訳あり令嬢は次期公爵様からの溺愛とプロポーズから逃げ出したい
「聞いていないわよ、そんな話」
「もしかしたらの話よ。それよりも今はあなたのことよ」

 ローステッド夫人は頬に手を当て、指でせわしなく己の頬を叩く。

「このままだとあなたの将来にも差しさわりが出てしまうわ」

 ああもう困ったわね、と夫人は何度もため息を吐いた。
 ローステッド侯爵家はそれなりに歴史のある家柄だ。現に今年デビューをしたヴィヴィアンの元には沢山の招待状が舞い込んでいた。舞踏会に顔を出せばちやほやされるし、そのうちの何人かからは個人的な招待の手紙だって届いた。

「わたくしは公爵家の娘よ。どうしてわたくしの将来に差しさわりが生じるのよ」
「だって、ねえ。ヴィヴィアン」

 ローステッド夫人がその次の言葉を発しようとしたとき、居間の扉が開いて、父である侯爵が入ってきた。

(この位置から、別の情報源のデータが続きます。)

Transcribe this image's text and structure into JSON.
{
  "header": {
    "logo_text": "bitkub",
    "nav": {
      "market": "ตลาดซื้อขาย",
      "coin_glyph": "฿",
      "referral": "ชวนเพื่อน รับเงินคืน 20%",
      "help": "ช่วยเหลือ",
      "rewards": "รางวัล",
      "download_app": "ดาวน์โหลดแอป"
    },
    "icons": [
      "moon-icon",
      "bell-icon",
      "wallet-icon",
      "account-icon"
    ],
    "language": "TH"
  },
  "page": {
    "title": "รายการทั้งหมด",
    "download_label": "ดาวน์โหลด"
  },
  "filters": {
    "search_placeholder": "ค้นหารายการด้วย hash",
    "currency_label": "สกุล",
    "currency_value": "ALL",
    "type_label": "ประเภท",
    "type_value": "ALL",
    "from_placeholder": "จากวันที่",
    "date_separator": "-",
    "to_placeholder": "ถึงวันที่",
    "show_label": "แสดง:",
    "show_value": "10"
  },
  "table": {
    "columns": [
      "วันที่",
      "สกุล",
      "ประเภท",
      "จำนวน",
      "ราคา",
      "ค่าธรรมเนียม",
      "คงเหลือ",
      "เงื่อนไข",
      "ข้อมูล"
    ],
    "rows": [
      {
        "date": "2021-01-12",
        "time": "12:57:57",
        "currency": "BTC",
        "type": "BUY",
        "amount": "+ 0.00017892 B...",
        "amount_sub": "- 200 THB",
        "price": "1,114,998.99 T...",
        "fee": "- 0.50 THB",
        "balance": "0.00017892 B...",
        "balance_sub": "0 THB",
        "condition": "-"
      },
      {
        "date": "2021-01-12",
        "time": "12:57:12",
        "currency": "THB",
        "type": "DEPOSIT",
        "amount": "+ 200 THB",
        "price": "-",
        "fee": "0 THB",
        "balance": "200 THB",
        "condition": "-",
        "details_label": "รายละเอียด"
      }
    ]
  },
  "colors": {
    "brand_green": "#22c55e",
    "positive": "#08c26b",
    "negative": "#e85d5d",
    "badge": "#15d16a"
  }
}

「ああ、帰っていたのか。……こちらからの謝罪は断られたよ。ギルフォード・レーヴェンが手紙を寄越してきた。形だけの謝罪を受けたら、許さなくてはならない。己が望むのは今後婚約者であるナフテハール嬢に貴殿の娘が二度と近づないこと、だそうだ」

 ローステッド侯爵の話を聞いた夫人が額に手を当てて数歩よろけた。
 よろよろと椅子に座り、いよいよ顔を蒼白にさせる。

「あなた、どうするの。ナフテハール男爵家からも音沙汰がないのでしょう?」
「ああ。引き続き謝罪をするしかないだろうな」
「どうしてそこまでするのよ! どうせあの女が同情を引いているだけだわ!」

「ヴィヴィアン。嫌いな相手なのは分かるけれども、今回はやり方がまずかったわ。しかも大勢の人々に見られてしまって」
「あの女が飛び込むからいけないのよ」

 むしろ大事にしたのはフューレアの方だ。
 どうしてヴィヴィアンがここまでされなくてはならないのか、納得がいかずに不貞腐れてしまう。

「ヴィヴィアン」

 基本的には娘に甘い侯爵夫人は頑ななヴィヴィアンに柳眉を下げた。彼女も本音ではなにもここまで、と考えているのだ。娘同士のちょっとした諍いに、どうしてここまで怒りを爆発させるのか。大人げないではないか、と。

 しかしレーヴェン公爵家の動向は社交界を動かす力がある。ギルフォードが今後一切フューレアにヴィヴィアンを近づける意思がないということになれば、最悪ヴィヴィアンはロルテーム社交界からはじき出されてしまう。

 今はまだ静観している家だって、レーヴェン公爵家の意思が固いことを知れば彼らのご機嫌取りに走ることだって考えられるのだ。
 力のある家の夫人に嫌われたら社交界では惨めな思いをするだけだ。

「こうなった以上、おまえは外国へ嫁いだ方がいいかもしれん。ナフテハール嬢がレーヴェン公爵家に嫁げば、彼女のほうが立場は上になるだろうしな。ギルフォードの怒りが解けなければ、おまえも肩身の狭い思いをするだろう」

「そうねえ。隣国のフラデニアならばそう遠くもないし、アルンレイヒか、ネイデンか……あなた、外国人の集まる夜会でよさそうなものを選んでおいて頂戴」

「ど、どうしてわたくしが……」
「ヴィヴィアン、あなたのためなのよ」

 その日の晩、ヴィヴィアンは腹の中に溜まった憤りを発散するために寝台の上のクッションを何度も何度もたたいた。